Contrairement à l’éclatante soirée des Grammy d’il y a deux semaines, les performances musicales ont toutes donné dans la sobriété. Il a fallu Lady Gaga et Bradley Cooper pour nous réveiller en fin de gala : ils ont chanté In The Shallow en se dévorant des yeux.

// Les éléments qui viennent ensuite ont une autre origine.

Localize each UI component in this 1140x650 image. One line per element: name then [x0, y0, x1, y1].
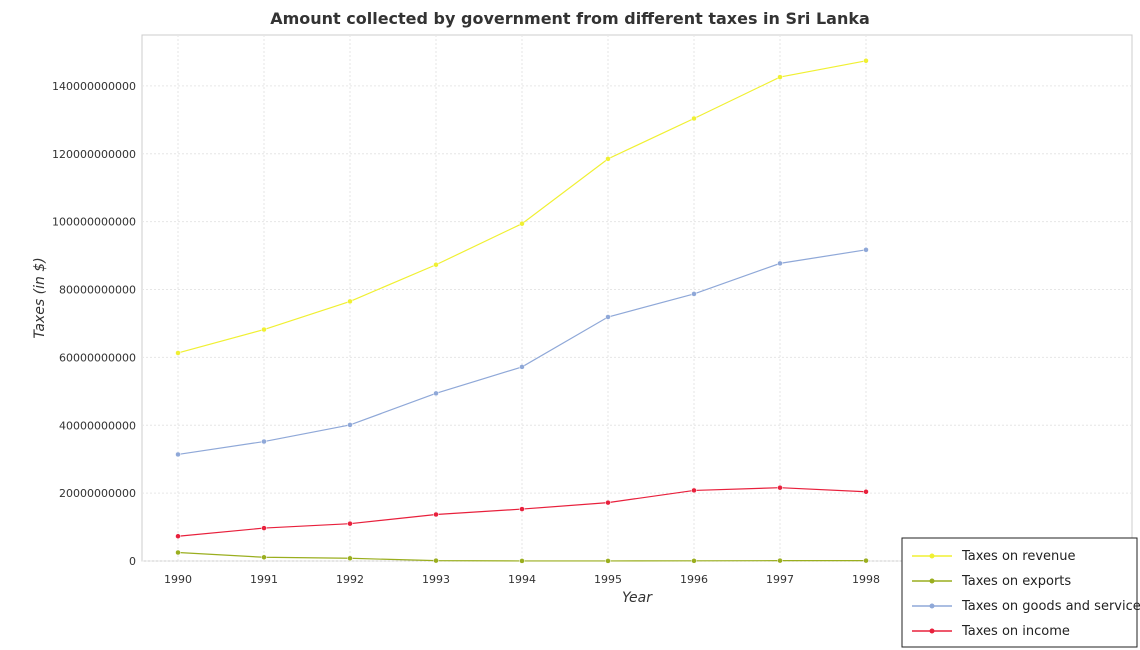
data-point: [347, 298, 353, 305]
plot-area: [141, 34, 1133, 562]
series-lines: [175, 58, 869, 564]
data-point: [175, 533, 181, 539]
data-point: [175, 451, 181, 458]
data-point: [347, 520, 353, 527]
legend-label: Taxes on income: [961, 624, 1070, 639]
legend: Taxes on revenue Taxes on exports Taxes on…: [901, 537, 1140, 648]
legend-marker: [929, 628, 935, 634]
data-point: [347, 422, 353, 428]
data-point: [519, 364, 525, 370]
y-tick-label: 80000000000: [59, 284, 136, 297]
y-tick-labels: 0 20000000000 40000000000 60000000000 800000…: [52, 80, 136, 568]
legend-label: Taxes on exports: [961, 574, 1071, 589]
x-tick-label: 1990: [164, 573, 192, 586]
data-point: [519, 558, 525, 564]
data-point: [691, 115, 697, 122]
data-point: [261, 438, 267, 445]
data-point: [605, 558, 611, 564]
chart-title: Amount collected by government from diff…: [270, 9, 870, 28]
x-tick-label: 1991: [250, 573, 278, 586]
data-point: [605, 314, 611, 320]
y-tick-label: 40000000000: [59, 419, 136, 432]
data-point: [347, 555, 353, 562]
legend-label: Taxes on goods and services: [961, 599, 1140, 614]
data-point: [261, 554, 267, 561]
x-tick-label: 1994: [508, 573, 536, 586]
data-point: [777, 557, 783, 564]
data-point: [691, 291, 697, 297]
y-tick-label: 0: [129, 555, 136, 568]
data-point: [175, 549, 181, 556]
series-3: [175, 484, 869, 539]
y-tick-label: 60000000000: [59, 351, 136, 364]
data-point: [433, 511, 439, 518]
x-tick-label: 1992: [336, 573, 364, 586]
data-point: [261, 326, 267, 333]
y-axis-label: Taxes (in $): [32, 257, 48, 338]
x-tick-label: 1998: [852, 573, 880, 586]
legend-marker: [929, 603, 935, 609]
data-point: [433, 557, 439, 564]
data-point: [863, 58, 869, 64]
data-point: [777, 484, 783, 491]
y-tick-label: 100000000000: [52, 216, 136, 229]
data-point: [433, 261, 439, 268]
legend-label: Taxes on revenue: [961, 549, 1076, 564]
x-tick-label: 1995: [594, 573, 622, 586]
x-tick-label: 1996: [680, 573, 708, 586]
data-point: [863, 247, 869, 253]
data-point: [863, 557, 869, 564]
data-point: [261, 525, 267, 531]
x-axis-label: Year: [622, 590, 653, 606]
legend-marker: [929, 553, 935, 559]
x-tick-label: 1993: [422, 573, 450, 586]
data-point: [777, 74, 783, 80]
y-tick-label: 20000000000: [59, 487, 136, 500]
y-tick-label: 140000000000: [52, 80, 136, 93]
series-1: [175, 549, 869, 564]
data-point: [691, 487, 697, 494]
data-point: [691, 558, 697, 564]
data-point: [605, 499, 611, 506]
grid-lines: [142, 35, 1132, 562]
y-tick-label: 120000000000: [52, 148, 136, 161]
data-point: [519, 220, 525, 227]
x-tick-labels: 1990 1991 1992 1993 1994 1995 1996 1997 1998: [164, 573, 880, 586]
series-2: [175, 247, 869, 458]
data-point: [863, 489, 869, 495]
data-point: [519, 506, 525, 512]
data-point: [175, 350, 181, 356]
data-point: [605, 156, 611, 162]
legend-marker: [929, 578, 935, 584]
data-point: [433, 390, 439, 397]
x-tick-label: 1997: [766, 573, 794, 586]
data-point: [777, 260, 783, 267]
series-0: [175, 58, 869, 356]
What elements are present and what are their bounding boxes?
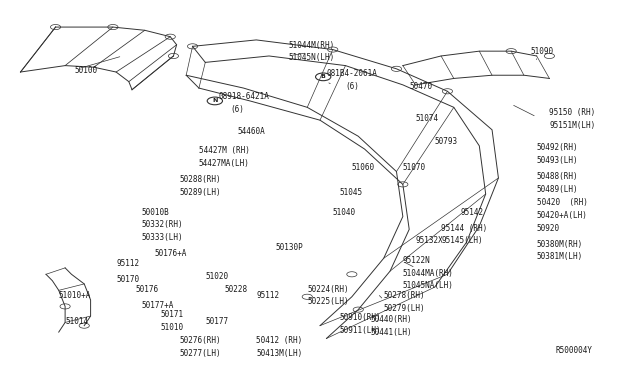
Text: 50910(RH): 50910(RH) xyxy=(339,314,381,323)
Text: (6): (6) xyxy=(231,105,244,114)
Text: 50130P: 50130P xyxy=(275,243,303,252)
Text: 51090: 51090 xyxy=(531,47,554,56)
Text: 51045NA(LH): 51045NA(LH) xyxy=(403,281,454,290)
Text: 51020: 51020 xyxy=(205,272,228,281)
Text: 50412 (RH): 50412 (RH) xyxy=(256,336,303,345)
Text: 50420+A(LH): 50420+A(LH) xyxy=(537,211,588,220)
Text: 51045: 51045 xyxy=(339,188,362,197)
Text: 50793: 50793 xyxy=(435,137,458,146)
Text: 50176: 50176 xyxy=(135,285,158,294)
Text: 50333(LH): 50333(LH) xyxy=(141,233,183,242)
Text: 51010: 51010 xyxy=(161,323,184,332)
Text: 50441(LH): 50441(LH) xyxy=(371,328,413,337)
Text: B: B xyxy=(321,74,326,79)
Text: 95144 (RH): 95144 (RH) xyxy=(441,224,487,232)
Text: 50440(RH): 50440(RH) xyxy=(371,315,413,324)
Text: 50177+A: 50177+A xyxy=(141,301,174,310)
Text: 50492(RH): 50492(RH) xyxy=(537,143,579,152)
Text: 50488(RH): 50488(RH) xyxy=(537,172,579,181)
Text: 50100: 50100 xyxy=(75,66,98,75)
Text: 50279(LH): 50279(LH) xyxy=(384,304,426,313)
Text: 50413M(LH): 50413M(LH) xyxy=(256,349,303,358)
Text: 95142: 95142 xyxy=(460,208,483,217)
Text: 51010+A: 51010+A xyxy=(59,291,91,300)
Text: 50170: 50170 xyxy=(116,275,140,284)
Text: 54427M (RH): 54427M (RH) xyxy=(199,147,250,155)
Text: 50288(RH): 50288(RH) xyxy=(180,175,221,185)
Text: 95145(LH): 95145(LH) xyxy=(441,236,483,246)
Text: 50276(RH): 50276(RH) xyxy=(180,336,221,345)
Text: 50489(LH): 50489(LH) xyxy=(537,185,579,194)
Text: 51014: 51014 xyxy=(65,317,88,326)
Text: 50920: 50920 xyxy=(537,224,560,232)
Text: 081B4-2061A: 081B4-2061A xyxy=(326,70,377,78)
Text: 50228: 50228 xyxy=(225,285,248,294)
Text: 51044MA(RH): 51044MA(RH) xyxy=(403,269,454,278)
Text: 51060: 51060 xyxy=(352,163,375,171)
Text: 51074: 51074 xyxy=(415,115,438,124)
Text: 51045N(LH): 51045N(LH) xyxy=(288,54,334,62)
Text: 95132X: 95132X xyxy=(415,236,444,246)
Text: 50278(RH): 50278(RH) xyxy=(384,291,426,300)
Text: 95122N: 95122N xyxy=(403,256,431,264)
Text: 50332(RH): 50332(RH) xyxy=(141,220,183,230)
Text: 50224(RH): 50224(RH) xyxy=(307,285,349,294)
Text: (6): (6) xyxy=(346,82,360,91)
Text: 50381M(LH): 50381M(LH) xyxy=(537,253,583,262)
Text: 50277(LH): 50277(LH) xyxy=(180,349,221,358)
Text: 54427MA(LH): 54427MA(LH) xyxy=(199,159,250,169)
Text: 51044M(RH): 51044M(RH) xyxy=(288,41,334,49)
Text: 50289(LH): 50289(LH) xyxy=(180,188,221,197)
Text: 95112: 95112 xyxy=(256,291,280,300)
Text: 50010B: 50010B xyxy=(141,208,170,217)
Text: 54460A: 54460A xyxy=(237,127,265,136)
Text: 51070: 51070 xyxy=(403,163,426,171)
Text: 95112: 95112 xyxy=(116,259,140,268)
Text: 95151M(LH): 95151M(LH) xyxy=(549,121,596,130)
Text: 50225(LH): 50225(LH) xyxy=(307,297,349,307)
Text: R500004Y: R500004Y xyxy=(556,346,593,355)
Text: 50470: 50470 xyxy=(409,82,433,91)
Text: 50177: 50177 xyxy=(205,317,228,326)
Text: 50493(LH): 50493(LH) xyxy=(537,156,579,165)
Text: 51040: 51040 xyxy=(333,208,356,217)
Text: 50911(LH): 50911(LH) xyxy=(339,326,381,335)
Text: 50171: 50171 xyxy=(161,310,184,319)
Text: 50380M(RH): 50380M(RH) xyxy=(537,240,583,248)
Text: 50420  (RH): 50420 (RH) xyxy=(537,198,588,207)
Text: 95150 (RH): 95150 (RH) xyxy=(549,108,596,117)
Text: 08918-6421A: 08918-6421A xyxy=(218,92,269,101)
Text: N: N xyxy=(212,99,218,103)
Text: 50176+A: 50176+A xyxy=(154,249,187,258)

La chanteuse était émue aux larmes en remportant le prix de la Meilleure chanson originale pour A Star Is Born. «Bradley, personne sur terre n’aurait pu chanter cette chanson avec moi, sauf toi», a-t-elle lancé à son partenaire de jeu et réalisateur, avant de terminer ses remerciements sur une note d’espoir : «L’important n’est pas de gagner, mais de ne jamais abandonner.»
Les principaux lauréats
Meilleur film: Green Book
Meilleure réalisation: Alfonso Cuarón – Roma
Meilleur acteur: Rami Malek – Bohemian Rhapsody
Meilleure actrice: Olivia Colman – The Favourite
Meilleur acteur dans un second rôle: Mahershala Ali – Green Book
Meilleure actrice dans un second rôle: Regina King – If Beale Street Could Talk
Meilleur film d’animation: Spider-Man: Into The Spider-Verse
Meilleur film documentaire: Free Solo
Meilleur film en langue étrangère: Roma
Meilleur scénario original: Green Book
Meilleur scénario adapté: BlacKkKlansman
Meilleure direction photo: Roma
Meilleur montage: Bohemian Rhapsody
Meilleure chanson originale: Shallow de A Star Is Born
Meilleure musique de film: Black Panther – Ludwig Göransson
Meilleur court métrage de fiction: Skin
Meilleur court métrage documentaire: Period. End of Sentence.